0:(double)SUM(pared.n1)/(double)COUNT(pared.n2)) as ratio:double;
or you can remove n2:
pared = foreach beacon_fact generate n1, (IsEmpty(n2) ? 0 : 1) as ooz:int;
grouped = group pared by n1;
counted = foreach grouped generate group,
(double)SUM(pared.n1)/(double)SUM(ooz)) as ratio:double;
Regards
-Vincent
On Tue, Nov 30, 2010 at 7:56 PM, Jonathan Coveney <[email protected]>wrote:
> Vincent, I really appreciate you taking a look. That worked (I tried the
> second fix...I still am curious if it'd be possible to do something
> internal
> to sum, but I think in its current implementation you cannot).
>
> At a higher level, why would things like that fail? Is it a feature or a
> limitation of pig that things like that happen? I only ask as someone who
> hopes to one day be intelligent enough to contribute to the project...
>
> 2010/11/30 Vincent <[email protected]>
>
> > Looking at your code I found the following mistakes:
> >
> > SUM((IsEmpty(pared.n2) ? 0:1)) will try to do SUM(0) or SUM(1) while SUM
> > expects a tuple.
> >
> > COUNT(pared.n2) can return 0, and you are making a division by 0, maybe
> it
> > would be better to filter non-null or to test NULL values.

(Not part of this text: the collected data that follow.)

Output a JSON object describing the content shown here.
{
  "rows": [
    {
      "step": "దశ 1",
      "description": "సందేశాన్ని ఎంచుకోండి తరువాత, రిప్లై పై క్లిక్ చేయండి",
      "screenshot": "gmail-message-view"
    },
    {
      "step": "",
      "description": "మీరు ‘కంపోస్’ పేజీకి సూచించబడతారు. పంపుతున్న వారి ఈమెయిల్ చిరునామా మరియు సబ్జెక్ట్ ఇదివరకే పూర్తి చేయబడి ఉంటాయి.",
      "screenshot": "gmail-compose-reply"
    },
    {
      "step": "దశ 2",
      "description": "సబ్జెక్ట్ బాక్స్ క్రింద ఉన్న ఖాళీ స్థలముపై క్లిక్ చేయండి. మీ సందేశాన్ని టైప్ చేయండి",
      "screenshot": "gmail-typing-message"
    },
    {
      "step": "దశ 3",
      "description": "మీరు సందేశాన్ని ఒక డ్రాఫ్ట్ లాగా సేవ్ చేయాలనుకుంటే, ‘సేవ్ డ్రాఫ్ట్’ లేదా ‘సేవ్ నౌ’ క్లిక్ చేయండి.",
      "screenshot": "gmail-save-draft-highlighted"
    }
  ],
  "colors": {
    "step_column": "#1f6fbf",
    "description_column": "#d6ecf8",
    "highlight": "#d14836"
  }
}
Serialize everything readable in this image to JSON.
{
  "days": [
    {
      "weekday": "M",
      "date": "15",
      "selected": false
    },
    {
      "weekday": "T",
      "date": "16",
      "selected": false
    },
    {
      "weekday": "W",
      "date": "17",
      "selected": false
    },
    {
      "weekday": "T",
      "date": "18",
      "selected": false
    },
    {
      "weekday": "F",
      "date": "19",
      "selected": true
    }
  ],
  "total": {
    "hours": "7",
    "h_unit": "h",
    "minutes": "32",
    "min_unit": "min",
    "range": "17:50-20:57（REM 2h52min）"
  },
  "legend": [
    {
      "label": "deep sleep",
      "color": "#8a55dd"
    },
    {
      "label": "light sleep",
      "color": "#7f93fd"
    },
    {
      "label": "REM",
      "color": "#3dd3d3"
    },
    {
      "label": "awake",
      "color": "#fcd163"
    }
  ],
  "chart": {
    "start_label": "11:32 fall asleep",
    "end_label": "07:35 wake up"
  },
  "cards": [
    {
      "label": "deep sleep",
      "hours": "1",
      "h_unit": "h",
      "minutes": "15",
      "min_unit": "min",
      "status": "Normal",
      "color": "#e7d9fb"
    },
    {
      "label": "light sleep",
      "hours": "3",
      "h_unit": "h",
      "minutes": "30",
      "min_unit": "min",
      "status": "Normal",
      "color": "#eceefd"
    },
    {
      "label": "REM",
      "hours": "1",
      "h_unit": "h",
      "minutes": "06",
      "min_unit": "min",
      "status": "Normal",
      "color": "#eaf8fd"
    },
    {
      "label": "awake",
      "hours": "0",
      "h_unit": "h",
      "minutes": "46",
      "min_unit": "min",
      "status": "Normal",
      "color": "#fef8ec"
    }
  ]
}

It would avoid
> > an
> > internal exception giving you a NULL result.
> >
> > In the second code give a try to this, I hope it would do the trick:
> >
> > pared = foreach beacon_fact generate n1, n2, (IsEmpty(n2) ? 0 : 1) as
> > ooz:int;
> > grouped = group pared by n1;
> > counted = foreach grouped generate group, (IsEmpty(pared.n2) ?

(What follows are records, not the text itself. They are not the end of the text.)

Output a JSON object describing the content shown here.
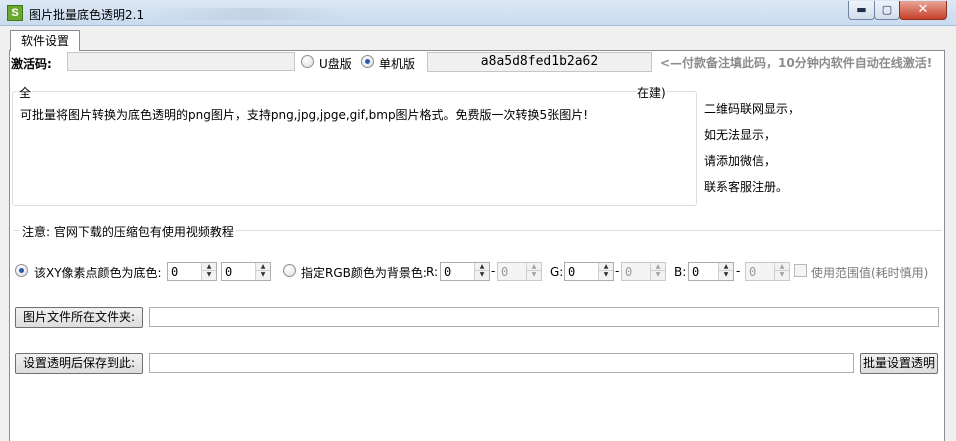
{
  "window": {
    "title": "图片批量底色透明2.1",
    "icon_text": "S",
    "buttons": {
      "minimize": "▬",
      "maximize": "▢",
      "close": "✕"
    }
  },
  "tabs": [
    {
      "label": "软件设置",
      "active": true
    }
  ],
  "activation": {
    "label": "激活码:",
    "input_value": "",
    "edition_options": [
      {
        "label": "U盘版",
        "selected": false
      },
      {
        "label": "单机版",
        "selected": true
      }
    ],
    "machine_code": "a8a5d8fed1b2a62",
    "hint": "<—付款备注填此码，10分钟内软件自动在线激活!"
  },
  "info": {
    "legend_left": "全",
    "legend_right": "在建)",
    "description": "可批量将图片转换为底色透明的png图片，支持png,jpg,jpge,gif,bmp图片格式。免费版一次转换5张图片!",
    "qr_lines": [
      "二维码联网显示，",
      "如无法显示，",
      "请添加微信，",
      "联系客服注册。"
    ]
  },
  "notice": {
    "text": "注意: 官网下载的压缩包有使用视频教程"
  },
  "color_mode": {
    "xy_option": {
      "label": "该XY像素点颜色为底色:",
      "selected": true,
      "x": "0",
      "y": "0"
    },
    "rgb_option": {
      "label": "指定RGB颜色为背景色:",
      "selected": false,
      "r_label": "R:",
      "r": "0",
      "r2": "0",
      "g_label": "G:",
      "g": "0",
      "g2": "0",
      "b_label": "B:",
      "b": "0",
      "b2": "0",
      "range_label": "使用范围值(耗时慎用)",
      "range_checked": false
    },
    "dash": "-"
  },
  "folders": {
    "source_button": "图片文件所在文件夹:",
    "source_path": "",
    "save_button": "设置透明后保存到此:",
    "save_path": "",
    "batch_button": "批量设置透明"
  },
  "colors": {
    "accent_radio": "#2c59b8",
    "hint_gray": "#8c8c8c"
  }
}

> > 0:(double)SUM(pared.n1)/(double)COUNT(pared.n2)) as ratio:double;
> >
> > Regards
> >
> > -Vincent
> >
> > On Tue, Nov 30, 2010 at 7:17 PM, Jonathan Coveney <[email protected]
> > >wrote:
> >
> > > (not sure if this double posted or not... I accidentally sent it to the
> > > Hadoop mailing list and not the pig mailing list)
> > >
> > > I appreciate any help you can give. I've searched around and haven't
> > found
> > > anything directly related... I've gone through documentation but can't
> > find
> > > a real reason why this doesn't work.
> > >
> > > Here is the jist of my code (n1 is arbitrary, just to group by, n2 is
> > > either
> > > null or a large integer):
> > >
> > > table = LOAD stuff AS (n1:chararray, n2:chararray, other irrelevant
> > stuff);
> > > pared = foreach table generate n1, n2;
> > > grouped = group pared by n1;
> > > counted = foreach grouped generate group,
> (double)SUM((IsEmpty(pared.n2)
> > ?
> > > 0:1))/(double)COUNT(pared.n2) as ratio:double;
> > > ordered = order counted by ratio desc;
> > > limited = limit ordered 200;
> > > dump limited;
> > >
> > > This gets this error:
> > >
> > > ERROR 1045: Could not infer the matching function for
> > > org.apache.pig.builtin.SUM as multiple or none of them fit. Please use
> an
> > > explicit cast.
> > >
> > > If I take out the double parenthesis in the counted sum
> > >
> > > ERROR 1000: Error during parsing. Invalid alias: SUM in {group:
> > > chararray,pared: {n1: chararray,n2: chararray}}
> > >
> > > I THINK the error is that sum wants the column of a bag as an input,
> not
> > > actual integers...so I thought I'd try and make that happen by making
> the
> > > input take the form I want.
> > >
> > > So in order to try and get around this, I thought this might work
> > (changing
> > > only these lines)
> > >
> > > pared = foreach beacon_fact generate n1, (IsEmpty(n2) ? 0 : 1) as
> > ooz:int;
> > > grouped = group pared by n1;
> > > counted = foreach grouped generate group,
> > > (double)SUM(pared.n1)/(double)COUNT(pared.n2) as ratio:double;
> > >
> > > But this gives this error:
> > > ERROR 1000: Error during parsing. Invalid alias: n2 in {n1:
> > chararray,ooz:
> > > int}
> > >
> > > I have no real clue why this fails... I tried breaking it up into two
> > steps
> > > and it doesn't matter.
> > >
> > > I'd ideally like to do this without making a UDF, as I feel the base
> > > functionality should support it. Not sure.
> > >
> > > Either way, I'd appreciate any help or pointers, as well as any
> rationale
> > > as
> > > to why it does or doesn't work within the pig framework. The whole bag
> > > system is still somewhat counterintuitive.
> > >
> > > Thank you for your time
> > >
> >
>